First of all, we must assume that students have sound linguistic knowledge, both theoretical and practical, and a wide cultural bilingual background, achieved during their first years in college. In other words, we have to teach students the theoretical aspects of translation as being a first step, in detail, in order for them to be qualified for translating in an acceptable way. In other words, in addition to teaching the theoretical principles in the first year, we have to teach students the preliminaries of translation starting from how to translate simple sentences to the dealing with paragraphs and texts in a graduate fashion.
1. The teacher makes a selection of the material to be translated. Texts must be chosen accurately taking into account the degree of difficulty of the texts (semantic, cultural, stylistic, etc.), the topic or the specific knowledge area (science and technology; social, institutional, economic and/or political topics; and literary or philosophical works), the translation problems to be solved, and so on.
2. After browsing through the text (scan reading), the students assisted by their teacher, should identify the source, the norm, the type of text, the register, the style and the readership of the text selected.
3. The students should read the whole text at least twice: The first reading should be comprehensive and general in order for the student to become acquainted with the topic and to understand the original, always bearing in mind that meaning is context-determined.
4. The second reading must be logically deeper as students place emphasis on items where translation problems may appear. We can call this process as ―reading with translation intention," i.e. doing pre-editing and assessing the quality of the writing
5. The teacher then divides the text into as many segments as there are students in the group.
6. If the topic is already quite familiar to the students, they do a preliminary translation.
7. If the topic is completely unknown to the students, they should consult complementary literature.
8. Once the "one-to-one" version is accomplished, the students do a second version of their own translation—this time a written draft
9. With the original text in front of her/him and being careful to follow the same correlative order of the SL text, each student reads out her/his own version of the translated text, making the necessary pauses between sentences.
10. students should then be encouraged to take notes and discuss the (in) convenience of the contributions and comments arising from this analytical reading of each one of the different versions proposed.
11. As a metacognitive activity, the students, assisted by the teacher, analyze the translation strategies and procedures used, and discuss the reasons taken into account
12. The students hand in the final version of their revised and post-edited segments, which have already been amended in the light of the whole text.
13. The teacher makes a final revision (second post-edit), gives formative evaluation and makes comments, emphasizes findings, "happy" solutions and creative acts, on the one hand, and analyzes failures and weaknesses in the process, on the other.
The one who posted above has a pretty good process.

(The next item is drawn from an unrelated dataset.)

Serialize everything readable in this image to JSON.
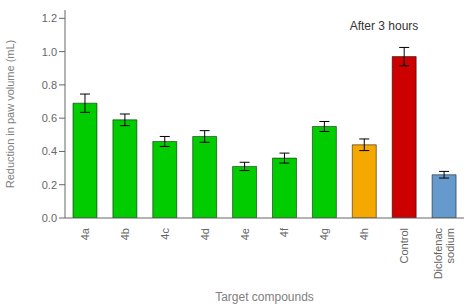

If I can add, for language learning, there is a translation method called functional translation where the learners translate a phrase that best focuses on the meaning rather than the structure.
Text based and genre based approaches to teaching translation work best, specially when one is using idiomatic translation method suggested by Mildred Larson.
Melese Beshah Sir, thanks in advance for your helpful answer to my question, I'd really appreciate your help if you could introduce a few references to your writings for further readings.